I admit that two of my favorite chapters are likely ones that cause other people some discomfort: candor and differentiation. Welch writes…

“Lack of candor blocks smart ideas, fast action, and good people contributing all the stuff they’ve got. It’s a killer.”

If I have a single favorite chapter of a business book, Welch’s chapter about candor ranks right at the top. For good reason.

“We are socialized from childhood to soften bad news or make nice about awkward subjects.”

“Eventually, you come to realize that people don’t speak their minds because it’s simply easier not to.”

“To get candor, you reward it, praise it, and talk about it. Most of all, you yourself demonstrate it in exuberant and even exaggerated ways.”

“It is true that candid comments definitely freak people out at first.”

“My bosses cautioned me about my candor. Now my GE career is over, and I’m telling you that it was my candor that helped make it work.”

Welch took as much static for his concept of differentiation as maybe anything, based on what I read through the years. He always admitted that the numbers may not be precise, but he staunchly believed there were three basic people: top performers, the people who are vital and the bottom performers. The math he used was 20% at the top, 70% in the middle and 10% at the bottom.

“I didn’t invent differentiation! I learned it on the playground when I was a kid.”

Welch mentions the criticisms in the book. Simply put, Welch felt it was unfair to protect the bottom performers. It wasn’t just unfair to the company and other, higher performing workers, but he felt it was unfair to the bottom performing people, too.

“Once we made the case for differentiation and we linked it to a candid performance appraisal system, it worked as well in Japan as it did in Ohio.”

“While being in the middle 70 percent can be demotivating to some people, it actually revs the engines of many others.” 

He ends the chapter on differentiation like this:

“If you want the best people on your team, you need to face up to differentiation. I don’t know of any people management system that does it better — with more transparency, fairness and speed. It isn’t perfect. But differentiation, like candor, clarifies business and makes it run better in every way.”
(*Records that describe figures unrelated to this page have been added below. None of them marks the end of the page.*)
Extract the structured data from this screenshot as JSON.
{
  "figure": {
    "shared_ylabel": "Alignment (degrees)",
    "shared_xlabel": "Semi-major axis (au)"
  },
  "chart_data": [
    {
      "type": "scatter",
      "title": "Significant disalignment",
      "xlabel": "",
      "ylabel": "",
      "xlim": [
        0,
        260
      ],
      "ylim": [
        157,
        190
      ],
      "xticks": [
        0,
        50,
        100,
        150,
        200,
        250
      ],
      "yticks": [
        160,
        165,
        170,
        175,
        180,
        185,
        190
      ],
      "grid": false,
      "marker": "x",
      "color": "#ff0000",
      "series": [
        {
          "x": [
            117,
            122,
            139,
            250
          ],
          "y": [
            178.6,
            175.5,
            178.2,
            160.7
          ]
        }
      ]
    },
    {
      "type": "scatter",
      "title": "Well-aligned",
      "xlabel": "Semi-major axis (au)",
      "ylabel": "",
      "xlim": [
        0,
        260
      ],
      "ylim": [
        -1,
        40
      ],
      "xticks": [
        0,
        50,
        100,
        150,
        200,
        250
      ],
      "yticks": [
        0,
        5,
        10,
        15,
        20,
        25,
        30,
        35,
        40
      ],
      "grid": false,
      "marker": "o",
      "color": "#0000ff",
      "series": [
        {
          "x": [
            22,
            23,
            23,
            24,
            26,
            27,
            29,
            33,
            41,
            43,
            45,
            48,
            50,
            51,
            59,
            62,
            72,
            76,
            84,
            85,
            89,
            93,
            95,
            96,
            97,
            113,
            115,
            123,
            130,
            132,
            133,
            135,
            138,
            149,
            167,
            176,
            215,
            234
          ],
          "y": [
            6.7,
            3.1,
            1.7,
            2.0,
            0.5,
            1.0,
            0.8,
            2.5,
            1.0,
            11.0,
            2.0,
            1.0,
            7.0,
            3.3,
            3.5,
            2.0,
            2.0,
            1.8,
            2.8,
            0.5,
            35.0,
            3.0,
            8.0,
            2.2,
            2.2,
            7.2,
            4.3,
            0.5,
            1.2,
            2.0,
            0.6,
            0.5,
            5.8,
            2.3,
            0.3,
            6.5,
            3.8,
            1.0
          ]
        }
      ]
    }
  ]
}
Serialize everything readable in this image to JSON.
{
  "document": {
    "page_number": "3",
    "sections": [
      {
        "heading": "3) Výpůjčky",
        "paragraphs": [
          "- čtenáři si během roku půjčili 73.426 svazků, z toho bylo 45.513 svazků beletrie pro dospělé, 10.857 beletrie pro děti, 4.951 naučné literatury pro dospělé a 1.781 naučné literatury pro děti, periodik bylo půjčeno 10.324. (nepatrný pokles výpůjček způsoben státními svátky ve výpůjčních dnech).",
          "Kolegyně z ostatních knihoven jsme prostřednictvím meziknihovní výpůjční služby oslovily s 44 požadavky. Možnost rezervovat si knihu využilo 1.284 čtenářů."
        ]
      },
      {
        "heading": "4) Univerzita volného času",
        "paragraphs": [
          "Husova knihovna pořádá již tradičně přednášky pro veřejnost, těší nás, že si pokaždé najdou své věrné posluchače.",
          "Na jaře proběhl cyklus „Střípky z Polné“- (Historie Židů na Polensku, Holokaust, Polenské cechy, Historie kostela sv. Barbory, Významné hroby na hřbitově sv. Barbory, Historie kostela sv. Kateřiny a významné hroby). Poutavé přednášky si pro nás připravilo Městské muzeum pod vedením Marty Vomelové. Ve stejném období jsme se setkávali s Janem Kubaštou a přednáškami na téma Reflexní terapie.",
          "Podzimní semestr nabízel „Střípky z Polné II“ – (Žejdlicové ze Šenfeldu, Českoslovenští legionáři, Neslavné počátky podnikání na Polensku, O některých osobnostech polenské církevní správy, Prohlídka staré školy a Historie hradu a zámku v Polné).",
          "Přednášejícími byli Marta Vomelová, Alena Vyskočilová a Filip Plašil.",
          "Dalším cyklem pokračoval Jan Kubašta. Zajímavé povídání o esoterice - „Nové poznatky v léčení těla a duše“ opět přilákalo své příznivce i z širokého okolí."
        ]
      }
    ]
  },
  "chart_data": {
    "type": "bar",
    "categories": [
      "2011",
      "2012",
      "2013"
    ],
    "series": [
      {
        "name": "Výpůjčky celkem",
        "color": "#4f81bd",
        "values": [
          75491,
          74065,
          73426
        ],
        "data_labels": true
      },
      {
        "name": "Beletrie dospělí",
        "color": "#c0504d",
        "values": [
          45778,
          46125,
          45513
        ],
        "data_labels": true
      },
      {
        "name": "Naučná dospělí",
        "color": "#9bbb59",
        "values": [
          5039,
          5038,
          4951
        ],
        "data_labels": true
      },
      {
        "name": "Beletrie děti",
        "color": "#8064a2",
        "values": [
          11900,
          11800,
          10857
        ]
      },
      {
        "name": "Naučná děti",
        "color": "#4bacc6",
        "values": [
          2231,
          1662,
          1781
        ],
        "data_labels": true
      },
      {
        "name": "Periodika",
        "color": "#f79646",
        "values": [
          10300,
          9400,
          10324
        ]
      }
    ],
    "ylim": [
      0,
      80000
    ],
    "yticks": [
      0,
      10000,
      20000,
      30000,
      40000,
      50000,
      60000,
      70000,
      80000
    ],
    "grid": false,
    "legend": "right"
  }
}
Practical, powerful and wise. Yes, it helps that I respect the work of the author. I’m aware that some see Jack Welch as a villain, Neutron Jack.

His mantra, “Control your destiny or somebody else will” was among the most powerful phrases on my business philosophy. But I’m a guy personally adverse to the whole notion of entitlement, pay raises for everybody and “we’re all equal.” It’s not true. It’s unrealistic.

The book is filled with practical, workable advice by a man who exercised everything he writes about. He’s not some professor pontificating about what might work. Welch did it. Well. And no matter how people feel about him, there’s no doubt he knew how to win. He knew processes mattered because he embraced Motorola’s Six Sigma and then improved on it. But he focused heavily on getting, developing and retaining talent.

I’m going to end this series with this book because you’d be hard pressed to argue with what Warren Buffet said about it (printed right there on the front cover), “No other management book will ever be needed.”